Question

Country financials, a financial services company, uses surveys of adults age 18 and older to determine if personal financial fitness is changing over time. In February 2012, a sample of 1000 adults showed 410 indicating that their financial security was more that fair. In Feb 2010, a sample of 900 adults showed 315 indicating that their financial security wwas more than fair.1. State the hypothesis that can be used to test for a significant difference between the population proportions for the two years?2. What is the sample proportion indicating that their financial security was more that fair in 2012?In 2010?3. Conduct the hypothesis test and compute the p-value.At a .05 level of significance what is your conclusion?4. What is the 95% confidence interval estimate of the difference between the two population proportion?

Answer 1

1) The null and alternative hypothesis are:

`H_0: \pi_1-\pi_2=0\\\\H_a:\pi_1-\pi_2\\eq 0`

Subindex 1: 2012 population proportion and Subindex 2: 2010 population proportion.

2) The sample proportion for 2012 is p1=0.41.

The sample proportion for 2010 is p2=0.35.

3) There is enough evidence to support the claim that there is significant difference between the population proportions of the two years.

4) The 95% confidence interval for the difference between proportions is (0.016, 0.104).

Explanation:

This is a hypothesis test for the difference between proportions.

The claim is that there is significant difference between the population proportions of the two years.

Then, the null and alternative hypothesis are:

`H_0: \pi_1-\pi_2=0\\\\H_a:\pi_1-\pi_2\\eq 0`

The significance level is 0.05.

The sample 1, of size n1=1000 has a proportion of p1=0.41.

`p_1=X_1/n_1=410/1000=0.41`

The sample 2, of size n2=900 has a proportion of p2=0.35.

`p_2=X_2/n_2=315/900=0.35`

The difference between proportions is (p1-p2)=0.06.

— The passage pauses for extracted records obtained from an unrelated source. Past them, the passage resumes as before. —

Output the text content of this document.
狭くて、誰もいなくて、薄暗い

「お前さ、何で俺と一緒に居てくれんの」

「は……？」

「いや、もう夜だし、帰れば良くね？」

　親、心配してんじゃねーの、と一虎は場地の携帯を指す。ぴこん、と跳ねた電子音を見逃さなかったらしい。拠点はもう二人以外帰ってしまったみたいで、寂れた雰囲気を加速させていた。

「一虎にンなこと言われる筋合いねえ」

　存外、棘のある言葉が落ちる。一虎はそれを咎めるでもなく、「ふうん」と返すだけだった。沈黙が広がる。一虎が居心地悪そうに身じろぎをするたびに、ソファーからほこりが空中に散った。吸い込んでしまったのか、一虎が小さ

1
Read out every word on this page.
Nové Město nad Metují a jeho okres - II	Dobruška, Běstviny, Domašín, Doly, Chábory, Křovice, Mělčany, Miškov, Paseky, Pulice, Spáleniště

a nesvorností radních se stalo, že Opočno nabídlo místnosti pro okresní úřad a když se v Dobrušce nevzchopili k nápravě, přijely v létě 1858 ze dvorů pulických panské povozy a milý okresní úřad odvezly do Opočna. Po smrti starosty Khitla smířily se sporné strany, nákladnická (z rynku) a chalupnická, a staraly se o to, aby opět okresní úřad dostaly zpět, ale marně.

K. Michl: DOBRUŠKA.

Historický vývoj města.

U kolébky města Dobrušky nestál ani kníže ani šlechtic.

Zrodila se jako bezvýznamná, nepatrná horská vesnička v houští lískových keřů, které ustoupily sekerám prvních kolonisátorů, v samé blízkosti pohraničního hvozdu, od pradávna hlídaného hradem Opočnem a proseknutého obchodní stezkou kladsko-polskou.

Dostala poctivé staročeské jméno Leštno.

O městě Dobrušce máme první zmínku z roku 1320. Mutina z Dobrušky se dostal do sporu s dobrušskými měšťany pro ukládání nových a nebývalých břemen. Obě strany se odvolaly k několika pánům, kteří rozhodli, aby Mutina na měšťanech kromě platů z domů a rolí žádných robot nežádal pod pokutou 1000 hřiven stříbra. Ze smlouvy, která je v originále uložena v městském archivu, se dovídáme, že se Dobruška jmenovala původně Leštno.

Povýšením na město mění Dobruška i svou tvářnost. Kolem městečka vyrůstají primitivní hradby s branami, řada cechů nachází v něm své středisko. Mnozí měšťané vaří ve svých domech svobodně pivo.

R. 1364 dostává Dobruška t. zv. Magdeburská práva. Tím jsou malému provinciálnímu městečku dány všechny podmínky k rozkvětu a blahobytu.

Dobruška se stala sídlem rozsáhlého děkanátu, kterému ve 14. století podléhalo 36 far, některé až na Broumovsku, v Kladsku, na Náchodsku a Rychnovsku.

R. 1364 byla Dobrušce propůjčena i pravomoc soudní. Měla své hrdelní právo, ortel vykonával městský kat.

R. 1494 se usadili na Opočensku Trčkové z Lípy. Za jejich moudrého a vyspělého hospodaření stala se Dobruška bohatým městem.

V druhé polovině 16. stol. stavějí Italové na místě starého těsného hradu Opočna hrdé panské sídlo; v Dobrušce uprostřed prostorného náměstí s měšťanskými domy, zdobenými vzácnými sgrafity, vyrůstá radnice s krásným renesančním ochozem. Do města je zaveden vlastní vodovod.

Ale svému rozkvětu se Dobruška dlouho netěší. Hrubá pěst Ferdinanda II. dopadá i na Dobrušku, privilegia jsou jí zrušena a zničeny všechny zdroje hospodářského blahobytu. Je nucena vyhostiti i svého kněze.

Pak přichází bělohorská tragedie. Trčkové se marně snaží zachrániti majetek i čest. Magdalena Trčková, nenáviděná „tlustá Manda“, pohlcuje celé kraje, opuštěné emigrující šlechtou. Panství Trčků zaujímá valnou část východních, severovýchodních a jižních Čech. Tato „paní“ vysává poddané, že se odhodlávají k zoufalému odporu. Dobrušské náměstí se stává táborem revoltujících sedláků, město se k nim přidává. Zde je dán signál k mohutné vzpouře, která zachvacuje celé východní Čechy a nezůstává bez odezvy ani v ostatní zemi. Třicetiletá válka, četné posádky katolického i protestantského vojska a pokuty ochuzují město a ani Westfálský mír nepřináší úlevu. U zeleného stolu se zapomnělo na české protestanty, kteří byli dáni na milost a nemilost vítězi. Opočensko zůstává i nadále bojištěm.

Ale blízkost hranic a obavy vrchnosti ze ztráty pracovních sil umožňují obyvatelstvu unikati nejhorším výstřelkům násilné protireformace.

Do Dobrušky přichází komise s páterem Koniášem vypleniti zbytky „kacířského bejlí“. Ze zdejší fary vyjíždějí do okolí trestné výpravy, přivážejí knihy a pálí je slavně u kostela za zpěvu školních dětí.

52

`p_d=p_1-p_2=0.41-0.35=0.06`

The pooled proportion, needed to calculate the standard error, is:

`p=(X_1+X_2)/(n_1+n_2)=(410+315)/(1000+900)=(725)/(1900)=0.3816`

The estimated standard error of the difference between means is computed using the formula:

`s_(p1-p2)=\sqrt{(p(1-p))/(n_1)+(p(1-p))/(n_2)}=\sqrt{(0.3816*0.6184)/(1000)+(0.3816*0.6184)/(900)}\\\\\\s_(p1-p2)=√(0.0002+0.0003)=√(0.0005)=0.0223`

Then, we can calculate the z-statistic as:

`z=(p_d-(\pi_1-\pi_2))/(s_(p1-p2))=(0.06-0)/(0.0223)=(0.06)/(0.0223)=2.69`

This test is a two-tailed test, so the P-value for this test is calculated as (using a z-table):

`P-value=2\cdot P(z>2.69)=0.007`

As the P-value (0.007) is smaller than the significance level (0.05), the effect is significant.

The null hypothesis is rejected.

There is enough evidence to support the claim that there is significant difference between the population proportions of the two years.

We want to calculate the bounds of a 95% confidence interval.

For a 95% CI, the critical value for z is z=1.96.

The margin of error, using the results previously calculated, is:

`MOE=z \cdot s_(p1-p2)=1.96\cdot 0.0223=0.0437`

Then, the lower and upper bounds of the confidence interval are:

`LL=(p_1-p_2)-z\cdot s_(p1-p2) = 0.06-0.0437=0.016\\\\UL=(p_1-p_2)+z\cdot s_(p1-p2)= 0.06+0.0437=0.104`

The 95% confidence interval for the difference between proportions is (0.016, 0.104).